Musial went on to co-own a St. Louis steakhouse, "Stan Musial and Biggie's,'' an ideal setting for a beloved figure who enjoyed the public part of celebrity.
Such a role would not have suited the reclusive Joe DiMaggio, but it was right in Musial's wheelhouse.
"In his business life, in his family life, he was the perfect man for his adopted home of St. Louis, in that when he ran the restaurant, he not only was a good restaurant man - he knew the steaks and he knew the menu - but he was there for people,'' author George Vecsey, who wrote the biography "Stan Musial: An American Life,'' said in an ESPN interview.
"He was also that way with fans. He'd sign autographs until the last person has gone home. Perfect guy for St. Louis, for mid-America, and really for the country.''
Few baseball stars have formed a better marriage with the city in which they played than Musial and St. Louis. Ernie Banks and Chicago come to mind. In more recent years, so do Cal Ripken and Baltimore, as well as Tony Gwynn and San Diego.
The common thread, of course, is not only did all three Hall of Famers play their whole careers with the same team, but they gave back to their cities.
"I never heard anybody say a bad word about him, ever,'' Willie Mays said of Musial in a statement issued by the Hall of Fame.

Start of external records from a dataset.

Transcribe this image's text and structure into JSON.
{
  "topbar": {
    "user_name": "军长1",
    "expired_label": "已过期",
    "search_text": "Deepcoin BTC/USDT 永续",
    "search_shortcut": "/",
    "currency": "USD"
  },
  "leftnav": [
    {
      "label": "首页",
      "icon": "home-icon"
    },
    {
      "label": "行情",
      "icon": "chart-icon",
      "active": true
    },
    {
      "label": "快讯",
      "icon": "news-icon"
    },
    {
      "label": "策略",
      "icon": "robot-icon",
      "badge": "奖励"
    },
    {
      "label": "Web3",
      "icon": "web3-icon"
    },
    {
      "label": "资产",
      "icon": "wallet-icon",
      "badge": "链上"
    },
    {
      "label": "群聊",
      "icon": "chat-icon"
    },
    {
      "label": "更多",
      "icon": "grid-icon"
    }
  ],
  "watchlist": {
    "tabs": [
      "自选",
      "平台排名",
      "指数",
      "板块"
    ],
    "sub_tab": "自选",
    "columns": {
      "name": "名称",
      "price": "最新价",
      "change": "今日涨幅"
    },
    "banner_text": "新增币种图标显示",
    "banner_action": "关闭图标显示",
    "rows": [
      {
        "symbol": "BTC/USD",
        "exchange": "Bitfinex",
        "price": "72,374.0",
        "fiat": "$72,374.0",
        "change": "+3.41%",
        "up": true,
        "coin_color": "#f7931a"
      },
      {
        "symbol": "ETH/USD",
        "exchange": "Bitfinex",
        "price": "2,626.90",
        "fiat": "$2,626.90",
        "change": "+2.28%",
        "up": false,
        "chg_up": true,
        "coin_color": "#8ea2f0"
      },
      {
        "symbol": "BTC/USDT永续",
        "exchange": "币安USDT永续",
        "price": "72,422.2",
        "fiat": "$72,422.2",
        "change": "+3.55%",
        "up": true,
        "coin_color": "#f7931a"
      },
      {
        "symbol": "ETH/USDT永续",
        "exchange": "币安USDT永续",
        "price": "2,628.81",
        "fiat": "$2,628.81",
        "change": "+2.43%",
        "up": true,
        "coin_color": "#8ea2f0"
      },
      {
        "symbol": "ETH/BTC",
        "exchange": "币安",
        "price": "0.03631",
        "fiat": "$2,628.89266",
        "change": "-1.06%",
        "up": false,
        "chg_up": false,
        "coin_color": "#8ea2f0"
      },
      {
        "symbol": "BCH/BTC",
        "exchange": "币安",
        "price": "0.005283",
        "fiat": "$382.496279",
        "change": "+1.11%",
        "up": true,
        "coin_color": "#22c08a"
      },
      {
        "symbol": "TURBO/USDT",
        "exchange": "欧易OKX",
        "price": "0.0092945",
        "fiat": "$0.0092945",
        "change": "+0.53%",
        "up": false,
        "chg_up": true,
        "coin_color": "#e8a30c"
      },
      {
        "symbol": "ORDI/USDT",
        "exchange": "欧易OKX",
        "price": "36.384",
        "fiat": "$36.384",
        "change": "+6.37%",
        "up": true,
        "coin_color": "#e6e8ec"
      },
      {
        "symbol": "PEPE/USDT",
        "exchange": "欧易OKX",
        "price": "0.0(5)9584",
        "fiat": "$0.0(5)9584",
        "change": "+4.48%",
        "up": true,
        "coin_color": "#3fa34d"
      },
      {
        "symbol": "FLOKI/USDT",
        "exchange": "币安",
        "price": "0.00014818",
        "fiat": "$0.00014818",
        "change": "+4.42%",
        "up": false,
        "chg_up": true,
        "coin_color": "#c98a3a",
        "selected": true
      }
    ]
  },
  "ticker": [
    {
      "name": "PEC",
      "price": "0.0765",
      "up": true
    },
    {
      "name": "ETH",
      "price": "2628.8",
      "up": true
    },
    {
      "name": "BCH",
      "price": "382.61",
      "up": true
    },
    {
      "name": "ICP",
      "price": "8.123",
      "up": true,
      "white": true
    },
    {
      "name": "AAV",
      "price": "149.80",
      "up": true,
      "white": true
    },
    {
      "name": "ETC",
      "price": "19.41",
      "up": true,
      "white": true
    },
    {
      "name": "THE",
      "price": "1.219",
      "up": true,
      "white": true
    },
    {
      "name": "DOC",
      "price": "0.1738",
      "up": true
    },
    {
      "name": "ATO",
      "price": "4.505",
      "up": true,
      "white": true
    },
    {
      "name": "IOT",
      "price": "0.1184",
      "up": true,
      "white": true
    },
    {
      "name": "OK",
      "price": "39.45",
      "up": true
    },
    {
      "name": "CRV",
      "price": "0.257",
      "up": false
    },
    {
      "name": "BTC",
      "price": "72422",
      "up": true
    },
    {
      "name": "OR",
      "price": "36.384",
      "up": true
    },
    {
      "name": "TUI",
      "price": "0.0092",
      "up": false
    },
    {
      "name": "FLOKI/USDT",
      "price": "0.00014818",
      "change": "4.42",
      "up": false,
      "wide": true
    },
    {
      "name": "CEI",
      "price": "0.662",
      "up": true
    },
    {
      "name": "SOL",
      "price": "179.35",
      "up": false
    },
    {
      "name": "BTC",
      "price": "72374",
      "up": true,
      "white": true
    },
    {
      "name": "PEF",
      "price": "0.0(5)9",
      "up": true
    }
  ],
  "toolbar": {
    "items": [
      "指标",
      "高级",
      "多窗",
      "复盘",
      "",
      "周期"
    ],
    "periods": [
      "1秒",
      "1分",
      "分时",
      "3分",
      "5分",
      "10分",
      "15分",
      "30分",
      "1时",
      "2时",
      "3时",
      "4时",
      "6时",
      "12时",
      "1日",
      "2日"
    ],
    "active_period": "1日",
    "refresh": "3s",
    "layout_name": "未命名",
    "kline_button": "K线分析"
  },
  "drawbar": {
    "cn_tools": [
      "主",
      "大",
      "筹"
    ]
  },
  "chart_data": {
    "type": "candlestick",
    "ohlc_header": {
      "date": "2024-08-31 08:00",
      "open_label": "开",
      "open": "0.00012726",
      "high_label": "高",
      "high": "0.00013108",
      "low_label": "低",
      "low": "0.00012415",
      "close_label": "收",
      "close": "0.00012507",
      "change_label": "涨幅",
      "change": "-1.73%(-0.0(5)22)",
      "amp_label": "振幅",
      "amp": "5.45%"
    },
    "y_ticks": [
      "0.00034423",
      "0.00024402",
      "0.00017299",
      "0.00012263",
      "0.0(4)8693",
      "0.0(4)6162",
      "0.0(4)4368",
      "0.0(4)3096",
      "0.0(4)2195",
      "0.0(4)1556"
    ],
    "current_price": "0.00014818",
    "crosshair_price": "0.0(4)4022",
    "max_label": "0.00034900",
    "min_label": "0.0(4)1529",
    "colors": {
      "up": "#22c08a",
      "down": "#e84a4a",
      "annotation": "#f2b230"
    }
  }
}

Certainly, Musial benefitted from playing at a time when the public scrutiny is not nearly as intense and persistent as these days, when any misstep by an athlete becomes instant fodder for Twitter, TMZ and the 24-hour news cycle.
And yet, other contemporaries didn't evoke the unmitigated affection that St. Louisians expressed for Musial, to the point that not one but two statues of him stand outside Busch Stadium.
Williams kept Boston Red Sox fans at arm's length through his enduring feud with the news media. Mays, sometimes prickly and distant, earned admiration more than love in San Francisco after moving from New York with the Giants. Pete Rose, who reached the majors just as Musial was leaving in 1963, lost advocates in his native Cincinnati through his unsavory behavior and betting scandal.
No hint of scandal was ever attached to Musial, who remained a Cardinals fixture well into his old age.
In reflecting about Musial's career for a documentary, longtime broadcaster and fellow St. Louisian Bob Costas said, "All Musial represents is more than two decades of sustained excellence and complete decency as a human being.''
Anybody would be pleased to have those words as their epitaph.